Now we'd like to add simple auth w/ CAS using OIDC. This will work mostly like before, with server-handled auth producing a client aspnet auth cookie. But since the proxy is loaded up first, our client app will need to determine if auth is required, and if so it'll need to redirect to a specific "Auth Initiation" endpoint. After the auth is complete and a cookie is set, we simply redirect back to the original destination and future API requests from the client will pass the auth cookie.

5a: Setup OIDC provider

We'll need to install the OIDC provider

dotnet add package Microsoft.AspNetCore.Authentication.OpenIdConnect

and then set OIDC up in the same way as other apps, by add AddOpenIdConnect() in the services and app.UseAuthorization(); after useRouting().
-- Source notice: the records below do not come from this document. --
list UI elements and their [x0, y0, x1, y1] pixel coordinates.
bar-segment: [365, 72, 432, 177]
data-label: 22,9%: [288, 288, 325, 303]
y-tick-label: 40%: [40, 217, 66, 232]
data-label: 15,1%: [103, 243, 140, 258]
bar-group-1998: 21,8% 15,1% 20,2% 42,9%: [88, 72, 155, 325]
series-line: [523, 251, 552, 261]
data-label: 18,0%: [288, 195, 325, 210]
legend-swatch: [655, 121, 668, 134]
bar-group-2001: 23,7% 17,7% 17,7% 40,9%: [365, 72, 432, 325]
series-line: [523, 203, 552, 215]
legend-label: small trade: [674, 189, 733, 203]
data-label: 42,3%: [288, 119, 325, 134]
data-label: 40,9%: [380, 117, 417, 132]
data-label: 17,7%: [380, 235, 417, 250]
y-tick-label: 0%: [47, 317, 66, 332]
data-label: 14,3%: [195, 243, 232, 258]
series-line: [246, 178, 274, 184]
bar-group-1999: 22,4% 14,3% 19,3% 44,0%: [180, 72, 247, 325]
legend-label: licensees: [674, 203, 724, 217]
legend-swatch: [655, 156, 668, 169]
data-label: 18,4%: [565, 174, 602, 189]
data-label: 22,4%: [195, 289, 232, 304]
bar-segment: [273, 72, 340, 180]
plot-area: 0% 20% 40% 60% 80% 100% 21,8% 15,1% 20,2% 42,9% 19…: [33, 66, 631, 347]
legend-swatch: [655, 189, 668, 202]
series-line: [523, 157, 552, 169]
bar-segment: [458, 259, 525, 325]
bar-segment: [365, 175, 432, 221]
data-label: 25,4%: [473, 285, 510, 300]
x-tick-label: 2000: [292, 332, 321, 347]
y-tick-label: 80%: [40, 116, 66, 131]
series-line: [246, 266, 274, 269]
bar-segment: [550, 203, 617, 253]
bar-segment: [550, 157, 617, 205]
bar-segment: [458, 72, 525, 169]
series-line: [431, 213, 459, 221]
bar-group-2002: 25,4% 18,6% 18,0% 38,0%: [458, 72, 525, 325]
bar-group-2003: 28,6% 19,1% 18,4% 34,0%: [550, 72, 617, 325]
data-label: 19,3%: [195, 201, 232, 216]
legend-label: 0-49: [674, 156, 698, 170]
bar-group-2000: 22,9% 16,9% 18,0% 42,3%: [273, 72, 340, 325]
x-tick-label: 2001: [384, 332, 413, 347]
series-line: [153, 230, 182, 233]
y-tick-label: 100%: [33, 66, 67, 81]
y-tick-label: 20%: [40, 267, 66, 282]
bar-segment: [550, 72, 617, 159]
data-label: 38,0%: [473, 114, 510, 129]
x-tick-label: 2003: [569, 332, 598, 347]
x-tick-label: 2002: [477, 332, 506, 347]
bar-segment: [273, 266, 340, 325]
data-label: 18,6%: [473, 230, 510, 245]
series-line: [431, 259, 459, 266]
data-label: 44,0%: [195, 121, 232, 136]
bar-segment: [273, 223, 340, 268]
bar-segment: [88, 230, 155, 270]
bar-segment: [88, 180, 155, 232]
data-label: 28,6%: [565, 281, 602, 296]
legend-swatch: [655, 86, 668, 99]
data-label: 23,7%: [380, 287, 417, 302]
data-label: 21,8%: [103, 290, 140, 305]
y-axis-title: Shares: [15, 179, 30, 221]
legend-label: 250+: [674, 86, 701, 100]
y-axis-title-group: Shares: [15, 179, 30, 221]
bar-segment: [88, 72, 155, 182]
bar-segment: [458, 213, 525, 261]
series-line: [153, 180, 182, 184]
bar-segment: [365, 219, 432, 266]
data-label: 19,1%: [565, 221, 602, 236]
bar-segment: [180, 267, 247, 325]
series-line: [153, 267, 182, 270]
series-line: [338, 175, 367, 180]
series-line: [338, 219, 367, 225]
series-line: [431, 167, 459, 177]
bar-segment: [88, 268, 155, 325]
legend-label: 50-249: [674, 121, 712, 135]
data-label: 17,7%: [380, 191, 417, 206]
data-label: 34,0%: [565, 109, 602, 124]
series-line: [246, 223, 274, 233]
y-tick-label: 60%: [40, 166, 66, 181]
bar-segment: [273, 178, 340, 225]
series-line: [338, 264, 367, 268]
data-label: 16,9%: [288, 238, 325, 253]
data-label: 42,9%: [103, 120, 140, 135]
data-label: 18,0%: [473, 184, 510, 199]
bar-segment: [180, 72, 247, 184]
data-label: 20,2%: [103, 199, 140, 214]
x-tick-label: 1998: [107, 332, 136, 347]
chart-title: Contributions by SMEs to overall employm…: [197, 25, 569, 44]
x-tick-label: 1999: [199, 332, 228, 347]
See Program.cs in this repo for an example.

5b: Setup controller to handle auth

We'll need to use httpcontext, so AddHttpContextAccessor() in your services.

Create AccountController.cs and make one method to force anyone that visits it to login

public class AccountController : Controller
{
    private readonly IHttpContextAccessor httpContextAccessor;

    public AccountController(IHttpContextAccessor _httpContextAccessor)
    {
        this.httpContextAccessor = _httpContextAccessor;
    }

    [Authorize] // trigger authentication
    public IActionResult Login(string? returnUrl)
    {
        // attempt to add custom cookie
        this.httpContextAccessor.HttpContext?.Response.Cookies.Append("ASPNET_AUTH_SESSION", "true", new CookieOptions { 
            HttpOnly = false, // need client to read it
            Secure = true,
            SameSite = SameSiteMode.Lax,
            Expires = DateTime.Now.AddYears(1) // same expiration as auth cookie
        });

        // redirect to return url if it exists, otherwise /
        return Redirect(returnUrl ?? "/");
    }
}

The idea is we have a client-readable cookie to indicate if the user has signed in yet. Another option would be to just try to call some user-info endpoint and if you get 403 then we can go login. This way was simple.

5c: Set React to handle auth

To keep this super simple, we are just going to check for this auth cookie on app load. If it's not there, redirect them to login. If someone fakes the cookie they won't have the proper aspnet auth cookies and all API calls will fail, so no security issue there. We could send additional info (like username) in this cookie, but probably better to just use a regular fetch() call and get that info later if needed.

So for now, in App.tsx right inside the main App() function:

  const cookies = document.cookie;

  if (cookies.split(';').some(c => c === 'ASPNET_AUTH_SESSION=true')) {
    // we have a valid cookie, so we can render the app
  } else {
    // we don't have a valid cookie, so we need to redirect to the login page
    window.location.href = '/account/login';
  }

6. Celebrate 🎉

And that should do it! CRA is free to do whatever it wants w/o the dotnet backend knowing -- no more custom UseReactDevelopmentServer() or script injection code or websocket constraints. This should make updating any client code easier but mostly makes it more future-proof in case they deprecate the SpaServices stuff.

Downside is that the proxy stuff is a little complex behind the scenes, and also once we build/deploy a prod environment the proxy is gone. This hopefully should be a transparent difference, but it's still a difference.